Ha habido, al menos hasta ahora, un efecto Trump en la Bolsa, pese a la sensacion de desgobierno que da la actualidad de Washington, con el escándalo ruso de por medio. Las promesas de desregulación combinadas con una rebaja de impuestos generalizada y más inversión en infraestructuras han pesado mucho más en los ánimos de los corredores de Bolsa que ese giro proteccionista que también caracteriza el discurso del nuevo presidente de EE UU. El republicano ha tratado de capitalizar ese rally bursátil: “La Bolsa marca un nuevo récord con la mayor ganancia continuada en décadas. Hay un grado enorme de confianza y optimismo, ¡incluso antes de darse a conocer el plan fiscal!”, dijo el jueves en su cuenta de la red social Twitter.

La nueva marcha del parqué, con todo, también se apoya en el buen rumbo de la economía, que atraviesa una situación de pleno empleo y crece de forma sostenida desde la Gran Recesión, aunque a un ritmo muy lento: el PIB cerró 2016 con una expansión del 1,6%, la más tímida de los últimos cinco años.

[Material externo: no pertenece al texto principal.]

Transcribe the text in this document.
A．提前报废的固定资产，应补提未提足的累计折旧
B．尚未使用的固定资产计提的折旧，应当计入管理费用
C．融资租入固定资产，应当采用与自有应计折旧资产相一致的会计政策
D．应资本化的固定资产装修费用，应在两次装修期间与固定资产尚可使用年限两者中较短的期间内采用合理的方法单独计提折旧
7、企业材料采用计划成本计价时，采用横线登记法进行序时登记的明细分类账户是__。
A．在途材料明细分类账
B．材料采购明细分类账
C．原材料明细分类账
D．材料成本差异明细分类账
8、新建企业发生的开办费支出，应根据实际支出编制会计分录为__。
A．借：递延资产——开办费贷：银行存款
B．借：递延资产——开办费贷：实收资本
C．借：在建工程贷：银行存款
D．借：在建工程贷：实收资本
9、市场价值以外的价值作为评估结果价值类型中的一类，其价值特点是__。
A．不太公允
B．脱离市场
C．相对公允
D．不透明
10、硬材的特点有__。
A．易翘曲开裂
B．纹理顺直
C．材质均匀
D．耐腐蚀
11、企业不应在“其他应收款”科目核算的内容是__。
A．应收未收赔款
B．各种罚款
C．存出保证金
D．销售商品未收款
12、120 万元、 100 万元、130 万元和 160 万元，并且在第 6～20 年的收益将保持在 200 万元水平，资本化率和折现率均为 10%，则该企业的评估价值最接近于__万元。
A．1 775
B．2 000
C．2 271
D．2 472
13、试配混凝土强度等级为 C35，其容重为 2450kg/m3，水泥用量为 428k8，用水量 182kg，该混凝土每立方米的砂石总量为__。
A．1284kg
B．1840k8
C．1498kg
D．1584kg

La cuestión ahora es si el discurso económico de Trump, la Trumpeconomía, seguirá convenciendo conforme vaya aterrizando en reformas y acciones concretas. También está por ver qué efecto de contrapeso puede llegar a causar una subida de los tipos de interés de la Reserva Federal —que fija la política monetaria de EE UU—, lo que encarece el precio del dinero y de los préstamos.

Hay quien estos días, desde las filas trumpianas, ha hablado de que EE UU asiste a la mayor ola de desregulación y rebajas fiscales desde Reagan. Pero el freno al comercio suele traducirse en más aranceles y estos, junto con las cortapisas a la inmigración, pueden lastrar el crecimiento.

La primera señal concreta, la retirada del Tratado Comercial con el Pacífico, no frenó la fiesta bursátil porque se trataba de un acuerdo ya herido de muerte. Sin embargo, el primer paso para reducir la regulación de la banca sí se ha dejado notar en la cotización de los bancos en forma del dólar, en el precio al que los bancos cotizan en la Bolsa. El 3 de febrero Trump firmó un par de decretos con los que, grosso modo, empezaba a revocar la llamada Dodd-Frank Act, que el presidente Barack Obama impulsó tras la caída de Lehman Brothers para atar más en corto a la banca y evitar los desmanes de la gran debacle financiera.

Desde las elecciones, el 8 de noviembre, los bancos acumulaban una revalorización del 25% gracias a la expectativa de menos regulación. El gigante Goldman Sachs, el banco del que proceden varios altos cargos del Gobierno de Trump, se ha disparado un 29% desde entonces.

Pese a algunas jornadas con leves descensos (como la de este viernes), el Dow Jones parece cómodamente instalado sobre la barrera de los 20.000 puntos. Mientras el mundo parece hecho un manojo de nervios por la llegada al poder de un hombre vociferante, heterodoxo e imprevisible, en Wall Street se hacen otro tipo de cálculos.